Каждое утро, едва проснувшись, я кидался к окну. Я смотрел во двор. А двор был черный, грязный, отчетливый и пустой. И снега не было. Я отходил от окна. Я одевался. Я шел в школу. И с утра начинал ждать завтра. И с утра думал, что завтра обязательно пойдет снег.
И каждый вечер я слушал скрипучий голос Николая Палыча, и каждый вечер задыхался от ненависти, и каждый вечер ждал завтра.
А снега не было.
И когда я уже не в силах был ждать, наступила зима. И пошел снег. И это было так странно, что я даже не удивился. И мне стало даже немного досадно, что пошел снег. Слишком долго я его ждал. А он оказался таким обычным!
Снег
Вот идет снег! Он идет, идет. Странный снег. Осторожный. Крупный. Звездами. Падает — тает. Первый снег.
Сначала были заморозки. И утром, когда я шел в школу, дорога была белая, будто ее посыпали сахаром. И дорога хрустела. И льдинки на лужицах — маленькие оконца, маленькие глазенки наступающей зимы.

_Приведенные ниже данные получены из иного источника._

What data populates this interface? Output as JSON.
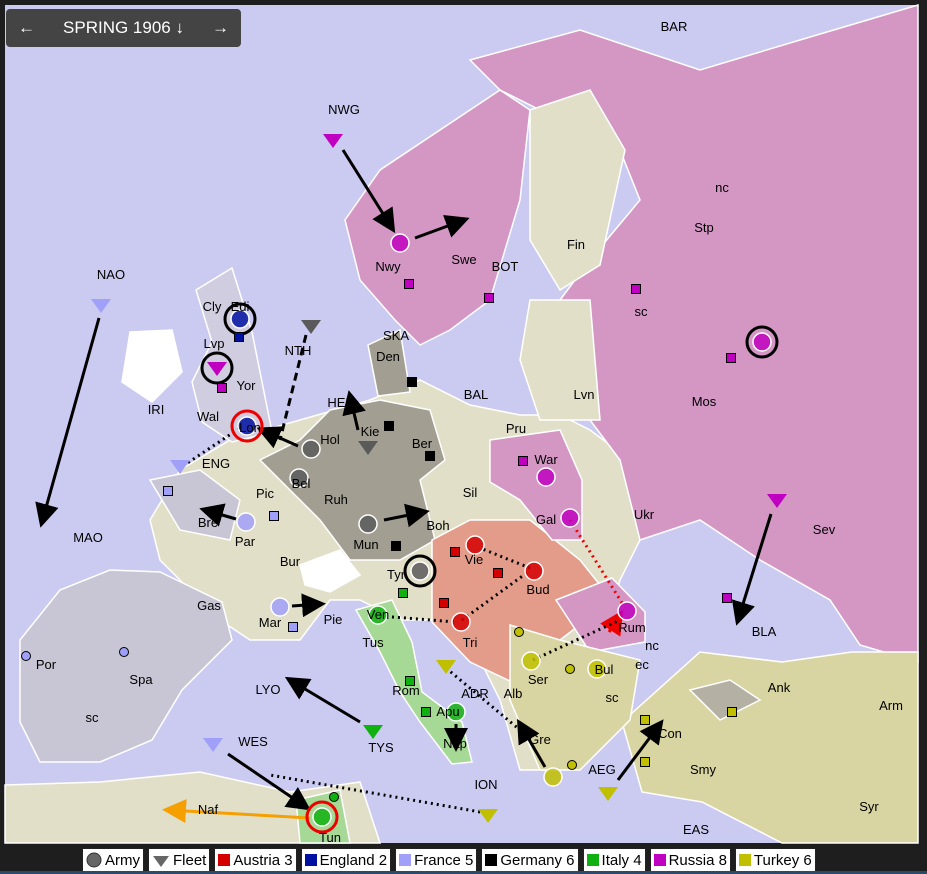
{
  "header": {
    "prev": "←",
    "phase": "SPRING 1906",
    "phase_icon": "↓",
    "next": "→"
  },
  "legend": {
    "army": "Army",
    "fleet": "Fleet",
    "countries": [
      {
        "label": "Austria 3",
        "color": "#d40000"
      },
      {
        "label": "England 2",
        "color": "#0010a0"
      },
      {
        "label": "France 5",
        "color": "#a0a0f8"
      },
      {
        "label": "Germany 6",
        "color": "#000000"
      },
      {
        "label": "Italy 4",
        "color": "#10b010"
      },
      {
        "label": "Russia 8",
        "color": "#c000c0"
      },
      {
        "label": "Turkey 6",
        "color": "#c0c000"
      }
    ]
  },
  "provinces": [
    "BAR",
    "NWG",
    "nc",
    "Stp",
    "Fin",
    "Swe",
    "Nwy",
    "BOT",
    "NAO",
    "Cly",
    "Edi",
    "sc",
    "Lvp",
    "NTH",
    "SKA",
    "Den",
    "Mos",
    "Yor",
    "IRI",
    "HEL",
    "BAL",
    "Lvn",
    "Wal",
    "Lon",
    "Kie",
    "Ber",
    "Hol",
    "Pru",
    "ENG",
    "War",
    "Bel",
    "Pic",
    "Ruh",
    "Sil",
    "MAO",
    "Bre",
    "Par",
    "Gal",
    "Ukr",
    "Sev",
    "Mun",
    "Boh",
    "Vie",
    "Bur",
    "Tyr",
    "Bud",
    "Gas",
    "Mar",
    "Pie",
    "Ven",
    "Tri",
    "Rum",
    "nc",
    "BLA",
    "Tus",
    "Por",
    "Spa",
    "LYO",
    "Ser",
    "Bul",
    "ec",
    "Rom",
    "ADR",
    "Alb",
    "sc",
    "sc",
    "Ank",
    "Arm",
    "Apu",
    "Con",
    "WES",
    "TYS",
    "Gre",
    "Nap",
    "AEG",
    "Smy",
    "ION",
    "Naf",
    "Syr",
    "Tun",
    "EAS"
  ]
}
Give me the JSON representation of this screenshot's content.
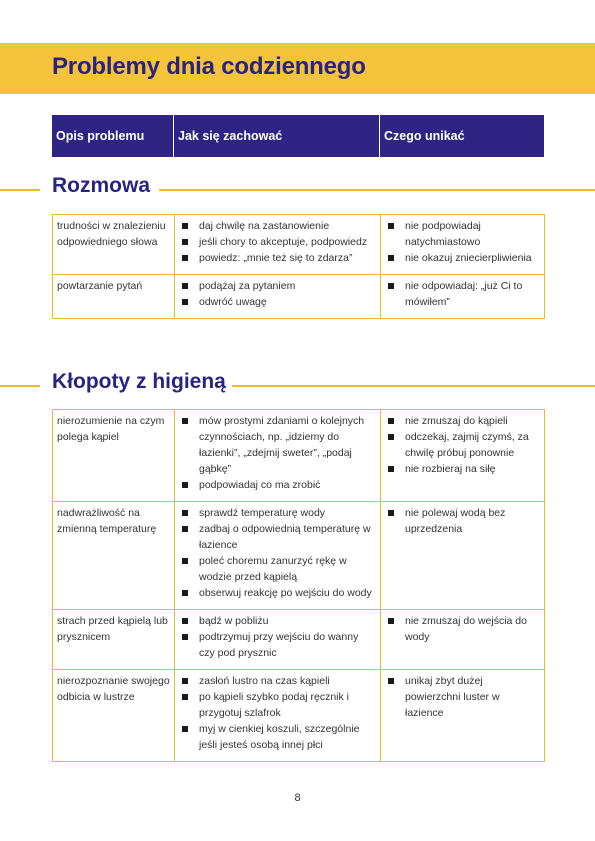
{
  "title": "Problemy dnia codziennego",
  "headers": [
    "Opis problemu",
    "Jak się zachować",
    "Czego unikać"
  ],
  "sections": [
    {
      "heading": "Rozmowa",
      "rows": [
        {
          "problem": "trudności w znalezieniu odpowiedniego słowa",
          "do": [
            "daj chwilę na zastanowienie",
            "jeśli chory to akceptuje, podpowiedz",
            "powiedz: „mnie też się to zdarza”"
          ],
          "avoid": [
            "nie podpowiadaj natychmiastowo",
            "nie okazuj zniecierpliwienia"
          ]
        },
        {
          "problem": "powtarzanie pytań",
          "do": [
            "podążaj za pytaniem",
            "odwróć uwagę"
          ],
          "avoid": [
            "nie odpowiadaj: „już Ci to mówiłem”"
          ]
        }
      ]
    },
    {
      "heading": "Kłopoty z higieną",
      "rows": [
        {
          "problem": "nierozumienie na czym polega kąpiel",
          "do": [
            "mów prostymi zdaniami o kolejnych czynnościach, np. „idziemy do łazienki”, „zdejmij sweter”, „podaj gąbkę”",
            "podpowiadaj co ma zrobić"
          ],
          "avoid": [
            "nie zmuszaj do kąpieli",
            "odczekaj, zajmij czymś, za chwilę próbuj ponownie",
            "nie rozbieraj na siłę"
          ]
        },
        {
          "problem": "nadwrażliwość na zmienną temperaturę",
          "do": [
            "sprawdź temperaturę wody",
            "zadbaj o odpowiednią temperaturę w łazience",
            "poleć choremu zanurzyć rękę w wodzie przed kąpielą",
            "obserwuj reakcję po wejściu do wody"
          ],
          "avoid": [
            "nie polewaj wodą bez uprzedzenia"
          ]
        },
        {
          "problem": "strach przed kąpielą lub prysznicem",
          "do": [
            "bądź w pobliżu",
            "podtrzymuj przy wejściu do wanny czy pod prysznic"
          ],
          "avoid": [
            "nie zmuszaj do wejścia do wody"
          ]
        },
        {
          "problem": "nierozpoznanie swojego odbicia w lustrze",
          "do": [
            "zasłoń lustro na czas kąpieli",
            "po kąpieli szybko podaj ręcznik i przygotuj szlafrok",
            "myj w cienkiej koszuli, szczególnie jeśli jesteś osobą innej płci"
          ],
          "avoid": [
            "unikaj zbyt dużej powierzchni luster w łazience"
          ]
        }
      ]
    }
  ],
  "page_number": "8"
}
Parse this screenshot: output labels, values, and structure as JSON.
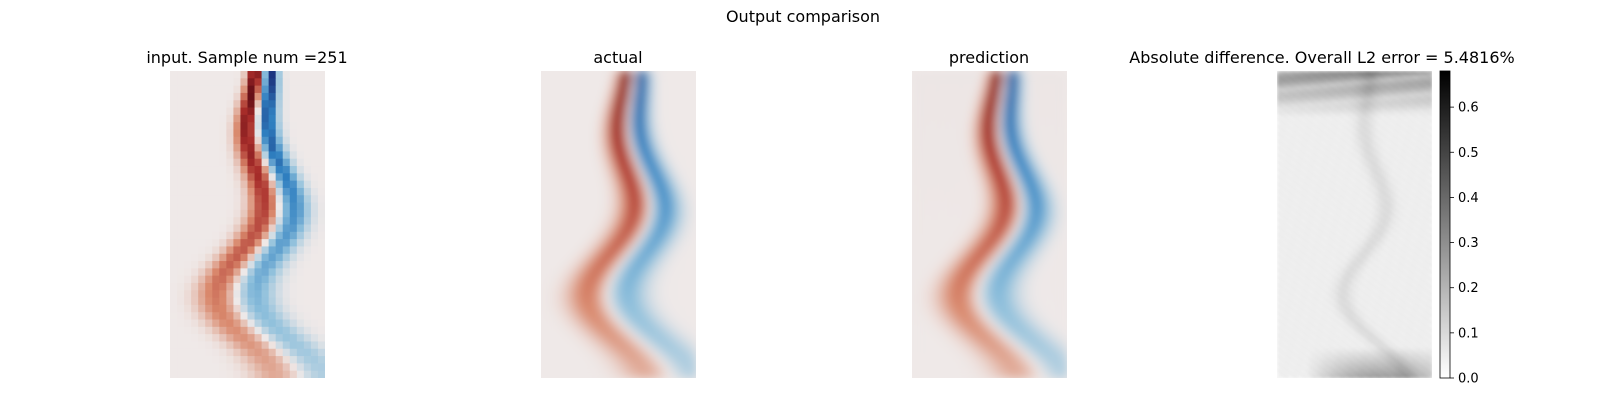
{
  "figure": {
    "title": "Output comparison"
  },
  "chart_data": [
    {
      "type": "heatmap",
      "title": "input. Sample num =251",
      "colormap": "diverging red-white-blue",
      "grid": false,
      "axes_visible": false,
      "resolution": "coarse"
    },
    {
      "type": "heatmap",
      "title": "actual",
      "colormap": "diverging red-white-blue",
      "grid": false,
      "axes_visible": false,
      "resolution": "fine"
    },
    {
      "type": "heatmap",
      "title": "prediction",
      "colormap": "diverging red-white-blue",
      "grid": false,
      "axes_visible": false,
      "resolution": "fine"
    },
    {
      "type": "heatmap",
      "title": "Absolute difference. Overall L2 error = 5.4816%",
      "colormap": "greys",
      "grid": false,
      "axes_visible": false,
      "colorbar": {
        "range": [
          0.0,
          0.68
        ],
        "ticks": [
          0.0,
          0.1,
          0.2,
          0.3,
          0.4,
          0.5,
          0.6
        ],
        "tick_labels": [
          "0.0",
          "0.1",
          "0.2",
          "0.3",
          "0.4",
          "0.5",
          "0.6"
        ]
      }
    }
  ],
  "colors": {
    "red_dark": "#5a0a14",
    "red": "#a82d2a",
    "red_light": "#d9886c",
    "neutral": "#efe9e8",
    "blue_light": "#8fc0dc",
    "blue": "#2f7fc0",
    "blue_dark": "#1a2f7a"
  }
}
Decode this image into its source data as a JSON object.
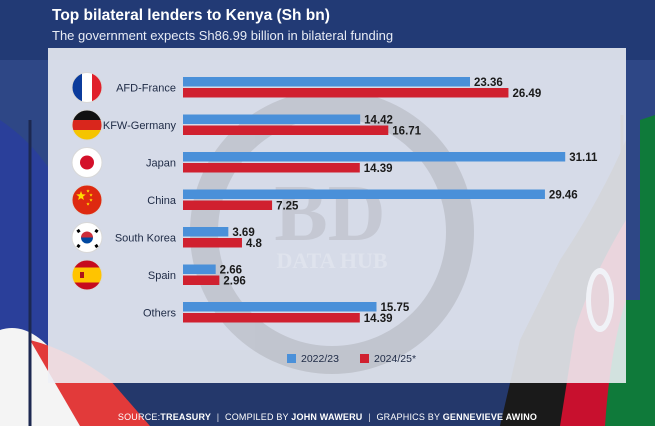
{
  "header": {
    "title": "Top bilateral lenders to Kenya (Sh bn)",
    "subtitle": "The government expects Sh86.99 billion in bilateral funding"
  },
  "watermark": {
    "logo": "BD",
    "text": "DATA HUB"
  },
  "footer": {
    "source_label": "SOURCE:",
    "source_value": "TREASURY",
    "compiled_label": "COMPILED BY",
    "compiled_value": "JOHN WAWERU",
    "graphics_label": "GRAPHICS BY",
    "graphics_value": "GENNEVIEVE AWINO"
  },
  "chart_data": {
    "type": "bar",
    "orientation": "horizontal",
    "categories": [
      "AFD-France",
      "KFW-Germany",
      "Japan",
      "China",
      "South Korea",
      "Spain",
      "Others"
    ],
    "flags": [
      "france-flag-icon",
      "germany-flag-icon",
      "japan-flag-icon",
      "china-flag-icon",
      "south-korea-flag-icon",
      "spain-flag-icon",
      "others"
    ],
    "series": [
      {
        "name": "2022/23",
        "color": "#4a90d9",
        "values": [
          23.36,
          14.42,
          31.11,
          29.46,
          3.69,
          2.66,
          15.75
        ],
        "labels": [
          "23.36",
          "14.42",
          "31.11",
          "29.46",
          "3.69",
          "2.66",
          "15.75"
        ]
      },
      {
        "name": "2024/25*",
        "color": "#d0202f",
        "values": [
          26.49,
          16.71,
          14.39,
          7.25,
          4.8,
          2.96,
          14.39
        ],
        "labels": [
          "26.49",
          "16.71",
          "14.39",
          "7.25",
          "4.8",
          "2.96",
          "14.39"
        ]
      }
    ],
    "xlim": [
      0,
      35
    ],
    "legend_position": "bottom-right",
    "grid": false
  }
}
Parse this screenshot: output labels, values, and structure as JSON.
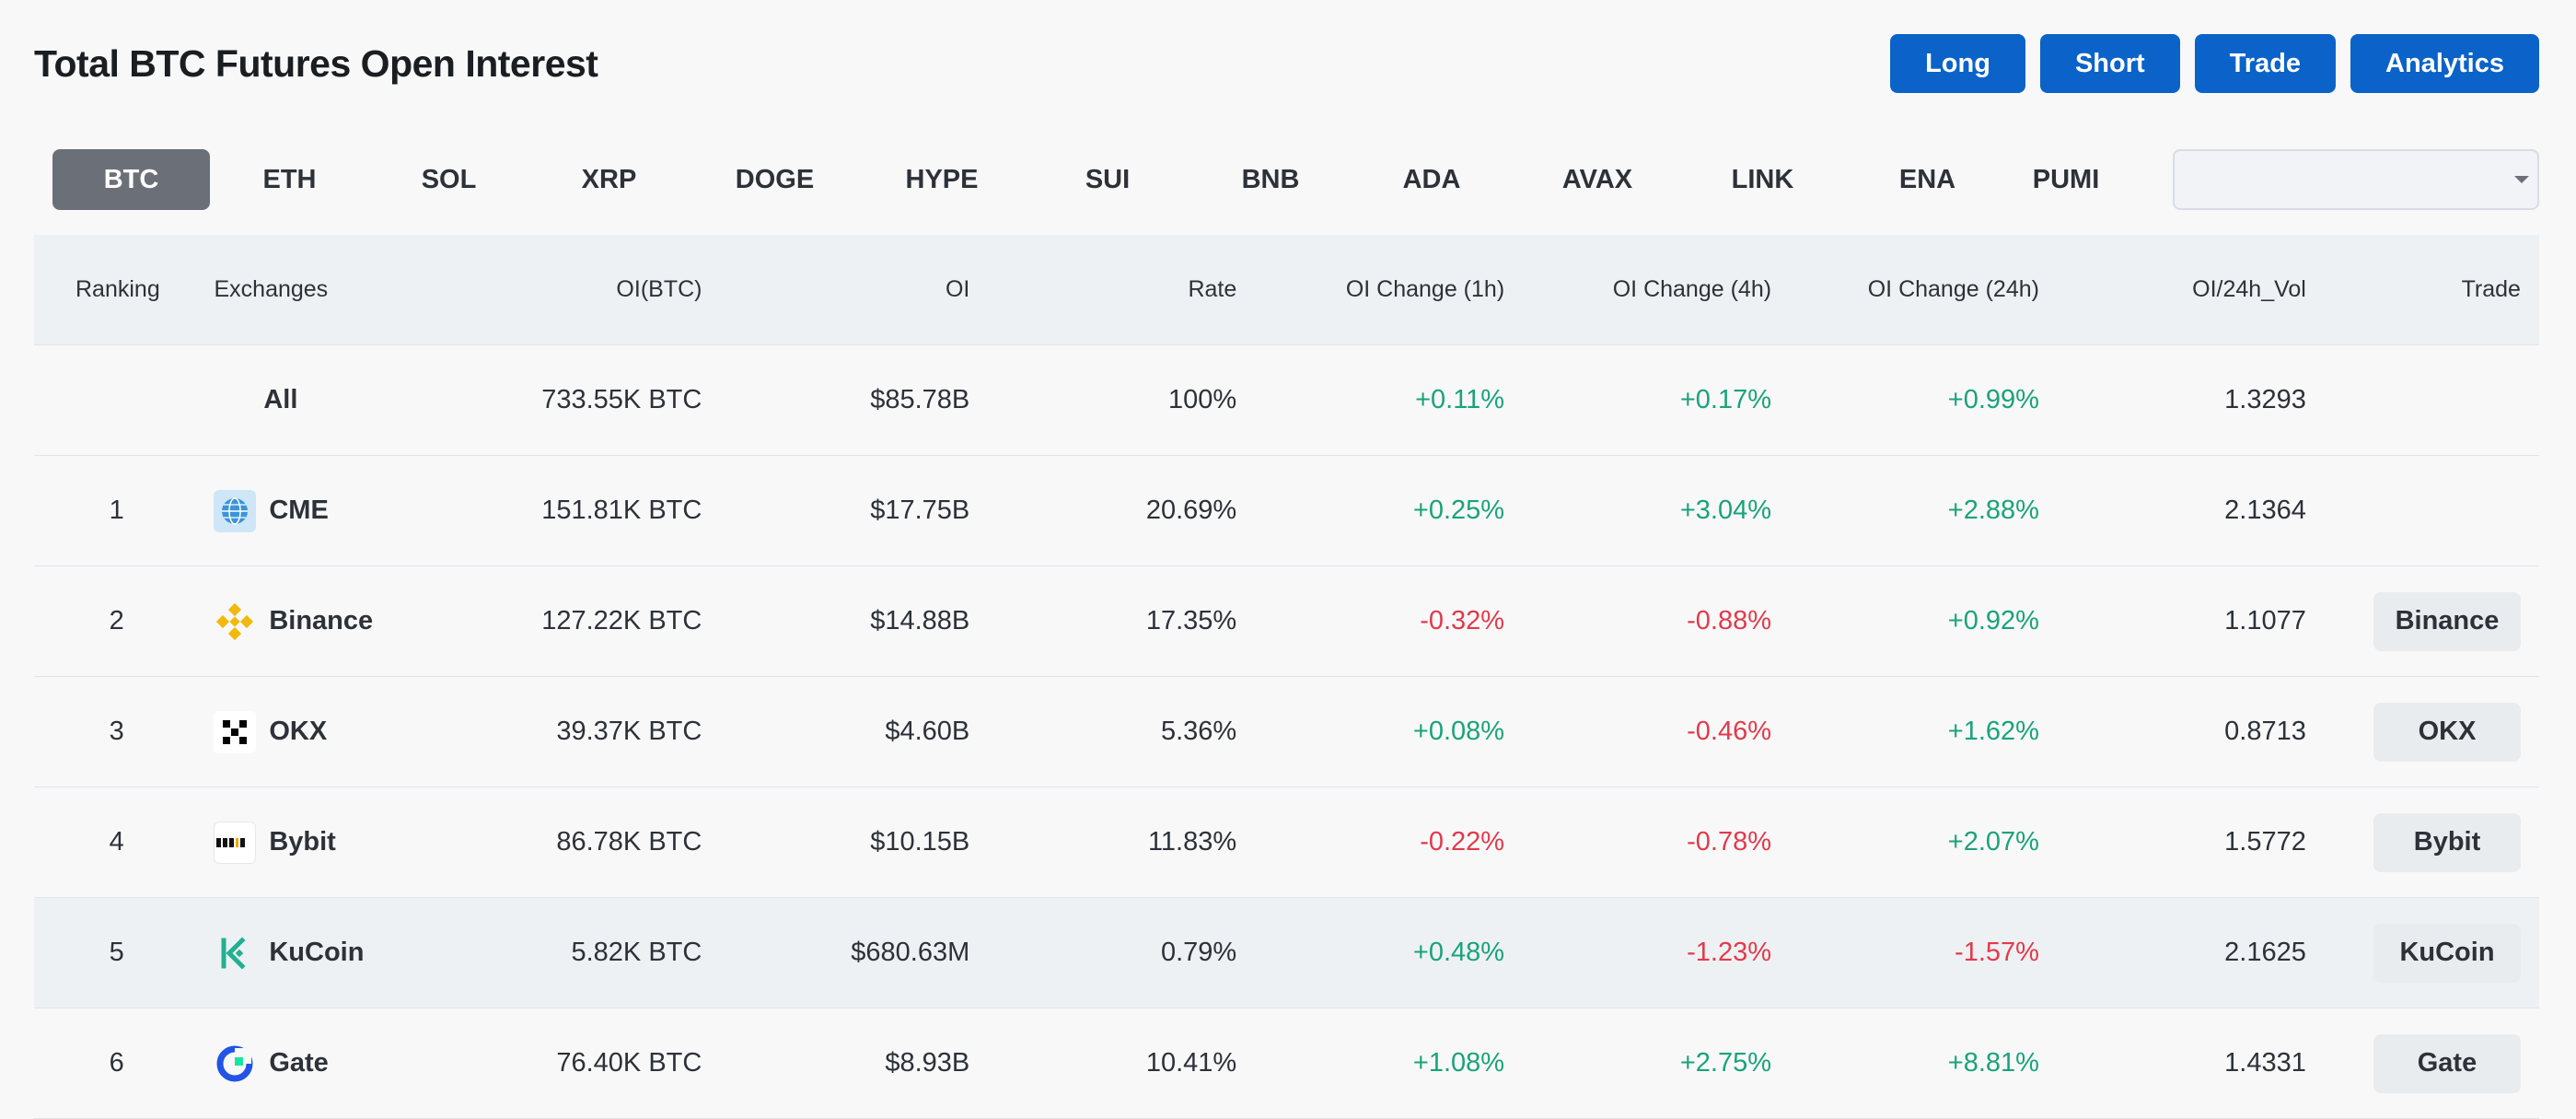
{
  "header": {
    "title": "Total BTC Futures Open Interest",
    "actions": [
      "Long",
      "Short",
      "Trade",
      "Analytics"
    ]
  },
  "tabs": [
    "BTC",
    "ETH",
    "SOL",
    "XRP",
    "DOGE",
    "HYPE",
    "SUI",
    "BNB",
    "ADA",
    "AVAX",
    "LINK",
    "ENA",
    "PUMI"
  ],
  "active_tab": "BTC",
  "search": {
    "value": "",
    "icon": "search-icon"
  },
  "table": {
    "columns": [
      "Ranking",
      "Exchanges",
      "OI(BTC)",
      "OI",
      "Rate",
      "OI Change (1h)",
      "OI Change (4h)",
      "OI Change (24h)",
      "OI/24h_Vol",
      "Trade"
    ],
    "all_row": {
      "label": "All",
      "oi_btc": "733.55K BTC",
      "oi": "$85.78B",
      "rate": "100%",
      "ch1h": "+0.11%",
      "ch4h": "+0.17%",
      "ch24h": "+0.99%",
      "vol": "1.3293"
    },
    "rows": [
      {
        "rank": "1",
        "name": "CME",
        "oi_btc": "151.81K BTC",
        "oi": "$17.75B",
        "rate": "20.69%",
        "ch1h": "+0.25%",
        "ch4h": "+3.04%",
        "ch24h": "+2.88%",
        "vol": "2.1364",
        "trade": ""
      },
      {
        "rank": "2",
        "name": "Binance",
        "oi_btc": "127.22K BTC",
        "oi": "$14.88B",
        "rate": "17.35%",
        "ch1h": "-0.32%",
        "ch4h": "-0.88%",
        "ch24h": "+0.92%",
        "vol": "1.1077",
        "trade": "Binance"
      },
      {
        "rank": "3",
        "name": "OKX",
        "oi_btc": "39.37K BTC",
        "oi": "$4.60B",
        "rate": "5.36%",
        "ch1h": "+0.08%",
        "ch4h": "-0.46%",
        "ch24h": "+1.62%",
        "vol": "0.8713",
        "trade": "OKX"
      },
      {
        "rank": "4",
        "name": "Bybit",
        "oi_btc": "86.78K BTC",
        "oi": "$10.15B",
        "rate": "11.83%",
        "ch1h": "-0.22%",
        "ch4h": "-0.78%",
        "ch24h": "+2.07%",
        "vol": "1.5772",
        "trade": "Bybit"
      },
      {
        "rank": "5",
        "name": "KuCoin",
        "oi_btc": "5.82K BTC",
        "oi": "$680.63M",
        "rate": "0.79%",
        "ch1h": "+0.48%",
        "ch4h": "-1.23%",
        "ch24h": "-1.57%",
        "vol": "2.1625",
        "trade": "KuCoin"
      },
      {
        "rank": "6",
        "name": "Gate",
        "oi_btc": "76.40K BTC",
        "oi": "$8.93B",
        "rate": "10.41%",
        "ch1h": "+1.08%",
        "ch4h": "+2.75%",
        "ch24h": "+8.81%",
        "vol": "1.4331",
        "trade": "Gate"
      }
    ]
  },
  "colors": {
    "positive": "#1aa37a",
    "negative": "#e23a4a",
    "primary": "#0b63c9",
    "active_tab": "#6b7078"
  }
}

Сначала была сырость. И туманы. И заморозки. И изморозь, как белая паутина, опутывала деревья.
А потом приходило солнце. И паутина с деревьев улетала. И дорога становилась черной. И зима прятала глаза.
Сначала была сырость. И туманы. Густые, как дым, — такие густые туманы. И когда утром я шел в школу по белой, хрустящей дороге, казалось, дома плывут мне навстречу — такой туман!
А потом пошел снег.
Снег — он пахнет зимой. А этот снег зимой не пах. Он пах сыростью, туманами, изморозью, чем угодно, только не зимой.
Первый снег.
Он падал на сырую землю и исчезал в ней. А земля открывала все поры, все отверстия — сыпься, мол, сыпься. Мне-то тебя и надо. Тебя-то я и ждала.
Вот идет снег, идет снег, идет снег. Час идет. Два идет. Три идет. Летят белые парашютисты. Летят, чтобы погибнуть. А все равно летят. И падают на мокрую землю. Черную землю. Теплую землю. И умирают. И снова летят. Снова. Без конца.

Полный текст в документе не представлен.